Asian-owned businesses seeing dip in business due to pandemic and other factors
IOWA CITY, Iowa (KCRG) - The novel coronavirus pandemic has hit minority-owned businesses disproportionately hard.
A report from August by the U.S. Chamber of Commerce found two in three minority small businesses were concerned about having to permanently close their business. That’s compared to 57% for non-minority businesses.
Some local Asian-owned businesses are feeling the impacts. The number of customers coming through the doors of Asia Plus and Teamo Tea, in Iowa City, has dropped significantly.
“It’s definitely a lot slower for us,” Sydney Ji, manager at Asia Plus, said.
“Compared to the past few years, it’s slower for sure," Dingyu Ding, Teamo Tea Owner, said.
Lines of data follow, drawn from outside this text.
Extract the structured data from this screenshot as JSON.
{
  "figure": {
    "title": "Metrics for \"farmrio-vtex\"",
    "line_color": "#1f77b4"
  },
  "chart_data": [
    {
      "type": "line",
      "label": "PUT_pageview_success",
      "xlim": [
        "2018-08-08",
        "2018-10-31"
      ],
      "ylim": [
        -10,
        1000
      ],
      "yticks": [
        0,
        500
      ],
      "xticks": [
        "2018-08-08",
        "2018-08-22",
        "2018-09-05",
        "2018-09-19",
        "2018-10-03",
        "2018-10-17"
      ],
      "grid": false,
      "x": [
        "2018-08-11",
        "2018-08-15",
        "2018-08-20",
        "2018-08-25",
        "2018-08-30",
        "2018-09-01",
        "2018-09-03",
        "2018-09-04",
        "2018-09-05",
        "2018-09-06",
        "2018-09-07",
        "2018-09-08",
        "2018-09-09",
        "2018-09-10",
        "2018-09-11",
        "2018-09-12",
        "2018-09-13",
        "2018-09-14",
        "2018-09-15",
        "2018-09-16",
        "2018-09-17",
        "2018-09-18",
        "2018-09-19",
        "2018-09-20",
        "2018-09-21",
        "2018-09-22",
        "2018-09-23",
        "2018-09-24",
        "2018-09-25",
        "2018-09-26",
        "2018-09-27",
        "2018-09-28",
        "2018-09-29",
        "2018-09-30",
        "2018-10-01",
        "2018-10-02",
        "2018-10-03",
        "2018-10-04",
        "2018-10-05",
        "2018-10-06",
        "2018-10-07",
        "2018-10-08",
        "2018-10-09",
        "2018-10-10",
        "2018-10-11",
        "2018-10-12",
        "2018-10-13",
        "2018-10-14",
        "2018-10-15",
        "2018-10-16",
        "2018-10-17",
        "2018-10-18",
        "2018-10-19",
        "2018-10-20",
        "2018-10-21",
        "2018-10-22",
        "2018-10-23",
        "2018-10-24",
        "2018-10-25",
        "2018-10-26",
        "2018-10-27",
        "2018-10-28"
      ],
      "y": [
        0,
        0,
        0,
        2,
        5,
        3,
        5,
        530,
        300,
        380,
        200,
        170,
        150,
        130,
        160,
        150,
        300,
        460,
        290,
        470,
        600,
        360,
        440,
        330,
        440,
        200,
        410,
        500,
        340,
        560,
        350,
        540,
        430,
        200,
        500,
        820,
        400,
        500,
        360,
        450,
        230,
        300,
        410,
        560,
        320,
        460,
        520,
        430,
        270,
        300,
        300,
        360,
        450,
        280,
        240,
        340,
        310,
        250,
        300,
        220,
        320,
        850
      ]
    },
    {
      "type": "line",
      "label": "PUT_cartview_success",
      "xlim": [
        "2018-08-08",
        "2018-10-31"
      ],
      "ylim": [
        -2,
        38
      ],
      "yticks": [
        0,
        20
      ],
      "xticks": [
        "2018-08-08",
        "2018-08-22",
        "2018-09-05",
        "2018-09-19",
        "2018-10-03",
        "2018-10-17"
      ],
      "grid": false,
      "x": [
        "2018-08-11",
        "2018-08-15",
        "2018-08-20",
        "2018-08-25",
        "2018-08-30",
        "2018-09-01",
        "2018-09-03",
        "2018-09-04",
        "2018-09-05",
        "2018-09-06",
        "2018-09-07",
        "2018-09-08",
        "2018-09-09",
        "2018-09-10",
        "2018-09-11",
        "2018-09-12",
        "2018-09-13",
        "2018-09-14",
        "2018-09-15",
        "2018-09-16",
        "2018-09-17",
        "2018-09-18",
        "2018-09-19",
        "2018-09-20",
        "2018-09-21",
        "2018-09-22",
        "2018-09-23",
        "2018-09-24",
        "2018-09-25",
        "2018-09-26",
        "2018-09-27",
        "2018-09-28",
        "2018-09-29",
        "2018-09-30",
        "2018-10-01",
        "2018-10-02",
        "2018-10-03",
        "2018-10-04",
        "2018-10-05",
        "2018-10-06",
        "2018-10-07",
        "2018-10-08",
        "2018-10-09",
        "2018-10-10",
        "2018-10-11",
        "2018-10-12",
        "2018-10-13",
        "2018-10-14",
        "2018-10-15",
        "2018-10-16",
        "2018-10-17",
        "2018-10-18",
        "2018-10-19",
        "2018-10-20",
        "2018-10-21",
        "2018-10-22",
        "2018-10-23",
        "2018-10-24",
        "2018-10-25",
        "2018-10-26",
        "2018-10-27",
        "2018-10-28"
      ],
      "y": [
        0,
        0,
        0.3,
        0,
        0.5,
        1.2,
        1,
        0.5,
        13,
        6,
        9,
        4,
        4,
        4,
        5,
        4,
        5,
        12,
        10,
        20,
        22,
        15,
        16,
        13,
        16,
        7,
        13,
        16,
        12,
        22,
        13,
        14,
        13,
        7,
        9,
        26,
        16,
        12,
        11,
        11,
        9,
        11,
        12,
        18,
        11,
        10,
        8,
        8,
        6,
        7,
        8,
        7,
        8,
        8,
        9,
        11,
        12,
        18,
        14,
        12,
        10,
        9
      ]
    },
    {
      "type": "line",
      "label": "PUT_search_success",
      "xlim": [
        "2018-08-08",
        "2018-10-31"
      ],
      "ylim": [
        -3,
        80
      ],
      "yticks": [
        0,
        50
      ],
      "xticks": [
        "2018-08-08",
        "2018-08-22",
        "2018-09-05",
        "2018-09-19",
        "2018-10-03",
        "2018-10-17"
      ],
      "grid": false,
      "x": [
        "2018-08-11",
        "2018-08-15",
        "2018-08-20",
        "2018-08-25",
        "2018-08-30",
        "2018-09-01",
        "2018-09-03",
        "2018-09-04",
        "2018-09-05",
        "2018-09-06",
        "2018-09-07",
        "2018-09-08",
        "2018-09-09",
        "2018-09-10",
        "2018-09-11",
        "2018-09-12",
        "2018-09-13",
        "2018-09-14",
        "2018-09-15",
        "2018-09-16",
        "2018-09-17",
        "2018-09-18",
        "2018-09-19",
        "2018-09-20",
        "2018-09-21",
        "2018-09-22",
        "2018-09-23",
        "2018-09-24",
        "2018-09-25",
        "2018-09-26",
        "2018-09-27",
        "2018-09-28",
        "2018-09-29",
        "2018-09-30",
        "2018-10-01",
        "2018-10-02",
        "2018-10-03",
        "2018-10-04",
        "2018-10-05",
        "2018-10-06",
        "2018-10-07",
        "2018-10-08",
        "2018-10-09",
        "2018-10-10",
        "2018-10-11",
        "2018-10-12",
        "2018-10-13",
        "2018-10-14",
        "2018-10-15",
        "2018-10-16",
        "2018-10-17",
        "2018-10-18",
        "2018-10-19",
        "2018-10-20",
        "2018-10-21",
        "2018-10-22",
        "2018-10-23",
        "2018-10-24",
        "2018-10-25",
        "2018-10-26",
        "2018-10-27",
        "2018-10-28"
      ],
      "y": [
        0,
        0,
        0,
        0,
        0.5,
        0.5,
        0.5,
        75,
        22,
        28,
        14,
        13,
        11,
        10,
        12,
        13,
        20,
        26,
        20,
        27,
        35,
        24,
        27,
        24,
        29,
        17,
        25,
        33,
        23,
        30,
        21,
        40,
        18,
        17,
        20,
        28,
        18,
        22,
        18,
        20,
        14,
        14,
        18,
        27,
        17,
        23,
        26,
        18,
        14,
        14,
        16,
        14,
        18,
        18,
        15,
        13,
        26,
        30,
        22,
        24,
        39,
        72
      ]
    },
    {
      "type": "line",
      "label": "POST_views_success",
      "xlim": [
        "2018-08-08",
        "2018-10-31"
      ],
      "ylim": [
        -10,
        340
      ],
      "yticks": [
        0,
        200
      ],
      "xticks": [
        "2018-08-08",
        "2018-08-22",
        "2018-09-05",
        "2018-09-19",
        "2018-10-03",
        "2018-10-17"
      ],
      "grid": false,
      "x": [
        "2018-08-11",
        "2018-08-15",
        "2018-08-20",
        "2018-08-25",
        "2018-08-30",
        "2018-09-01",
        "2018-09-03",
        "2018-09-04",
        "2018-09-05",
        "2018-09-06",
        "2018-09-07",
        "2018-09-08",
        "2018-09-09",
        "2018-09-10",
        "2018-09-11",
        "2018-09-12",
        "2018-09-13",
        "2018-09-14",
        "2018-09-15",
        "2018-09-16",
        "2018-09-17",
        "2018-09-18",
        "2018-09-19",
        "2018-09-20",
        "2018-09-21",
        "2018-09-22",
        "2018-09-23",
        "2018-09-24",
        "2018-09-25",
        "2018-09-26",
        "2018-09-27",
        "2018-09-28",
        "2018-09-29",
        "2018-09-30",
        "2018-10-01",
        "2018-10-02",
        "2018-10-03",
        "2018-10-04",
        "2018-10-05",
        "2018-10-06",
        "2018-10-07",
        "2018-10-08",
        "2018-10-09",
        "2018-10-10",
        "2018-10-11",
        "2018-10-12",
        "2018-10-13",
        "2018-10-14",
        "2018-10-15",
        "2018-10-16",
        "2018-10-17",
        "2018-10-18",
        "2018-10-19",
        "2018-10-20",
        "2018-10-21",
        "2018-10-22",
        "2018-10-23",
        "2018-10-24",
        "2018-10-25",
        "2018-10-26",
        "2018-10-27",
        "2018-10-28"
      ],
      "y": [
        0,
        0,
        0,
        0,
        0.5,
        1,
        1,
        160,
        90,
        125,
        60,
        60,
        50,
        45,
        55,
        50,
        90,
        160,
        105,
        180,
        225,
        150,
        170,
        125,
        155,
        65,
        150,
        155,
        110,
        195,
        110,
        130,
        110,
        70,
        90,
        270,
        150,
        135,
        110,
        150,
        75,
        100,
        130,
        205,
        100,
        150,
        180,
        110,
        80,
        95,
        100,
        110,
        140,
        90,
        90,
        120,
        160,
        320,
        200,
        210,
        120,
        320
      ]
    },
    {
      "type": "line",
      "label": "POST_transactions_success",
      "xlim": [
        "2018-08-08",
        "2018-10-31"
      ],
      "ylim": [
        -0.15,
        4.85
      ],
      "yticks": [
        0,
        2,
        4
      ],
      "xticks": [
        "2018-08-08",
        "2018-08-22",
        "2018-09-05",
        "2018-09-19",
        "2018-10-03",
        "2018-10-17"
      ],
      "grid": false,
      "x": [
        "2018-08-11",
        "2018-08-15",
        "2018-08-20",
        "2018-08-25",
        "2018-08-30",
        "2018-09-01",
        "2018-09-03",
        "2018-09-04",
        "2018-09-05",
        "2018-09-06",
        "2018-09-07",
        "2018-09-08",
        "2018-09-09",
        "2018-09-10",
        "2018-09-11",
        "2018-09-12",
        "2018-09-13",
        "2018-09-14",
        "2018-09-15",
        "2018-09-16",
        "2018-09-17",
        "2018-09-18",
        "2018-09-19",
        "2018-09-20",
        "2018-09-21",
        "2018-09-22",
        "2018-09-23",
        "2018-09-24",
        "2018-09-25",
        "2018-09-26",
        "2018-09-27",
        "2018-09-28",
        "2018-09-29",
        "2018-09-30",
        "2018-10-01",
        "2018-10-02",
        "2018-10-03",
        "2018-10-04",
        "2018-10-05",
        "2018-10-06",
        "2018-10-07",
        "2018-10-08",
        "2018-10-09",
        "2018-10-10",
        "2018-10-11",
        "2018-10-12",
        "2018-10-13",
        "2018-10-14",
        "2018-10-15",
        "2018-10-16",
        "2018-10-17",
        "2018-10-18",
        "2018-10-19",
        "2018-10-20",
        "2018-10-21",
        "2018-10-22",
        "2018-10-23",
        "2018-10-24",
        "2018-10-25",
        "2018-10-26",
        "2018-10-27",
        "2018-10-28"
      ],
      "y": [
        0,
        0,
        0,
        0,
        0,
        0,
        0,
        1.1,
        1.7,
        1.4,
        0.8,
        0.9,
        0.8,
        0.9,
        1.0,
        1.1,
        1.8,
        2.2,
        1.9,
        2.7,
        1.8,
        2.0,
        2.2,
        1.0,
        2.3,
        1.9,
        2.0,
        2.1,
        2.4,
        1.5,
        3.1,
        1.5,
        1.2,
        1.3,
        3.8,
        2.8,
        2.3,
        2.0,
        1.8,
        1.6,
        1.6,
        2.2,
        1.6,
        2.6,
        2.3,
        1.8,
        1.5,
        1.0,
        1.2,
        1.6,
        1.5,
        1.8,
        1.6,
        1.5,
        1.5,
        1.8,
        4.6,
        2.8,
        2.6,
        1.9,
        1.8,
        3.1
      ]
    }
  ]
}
Ji said the main reason is they are not seeing their main customer base of students from the University of Iowa.
“A lot of international students have left the country and gone back to their original country so we lost a lot of domestic customers for sure," Ji said.
On a larger scale, Ji said she’s seen how the Asian community has been negatively affected by the language being to describe the virus, by the President and others calling it the “China virus” or “Wuhan virus”.
“The Asian community has definitely been hit by the language that has been used," Ji said. “If they could change the language as we use, COVID-19, that would definitely help the Asian community for sure seeing as we’re not the ones that caused the virus.”
Ding said she also feels even though Iowa City is a diverse community, people in other places have used that rhetoric and have given people misguided views and fears when it comes to the virus.
“We have different countries here united in America and so I feel like we need to respect each other about the country and language as well, because we are all human beings and in pandemic together," Ding said.
Sarah Frank, an economics lecturer at the University of Iowa, said xenophobia could be a factor as to why nationally more Asian businesses are seeing less business but there’s no way to know the exact cause.
“We know that there have been documented incidents of anti-Asian and anti-Chinese racism in the wake of the pandemic and rising levels of anti-Chinese sentiment," Frank said.
Frank said biases based on misleading information can have long term negative impacts.
“Once people pick up biases they can linger for a long time, so it seems possible that that could have a longer running impact on Asian-owned businesses than non-Asian owned businesses, but we’ll have to wait to see after the pandemic," Frank said.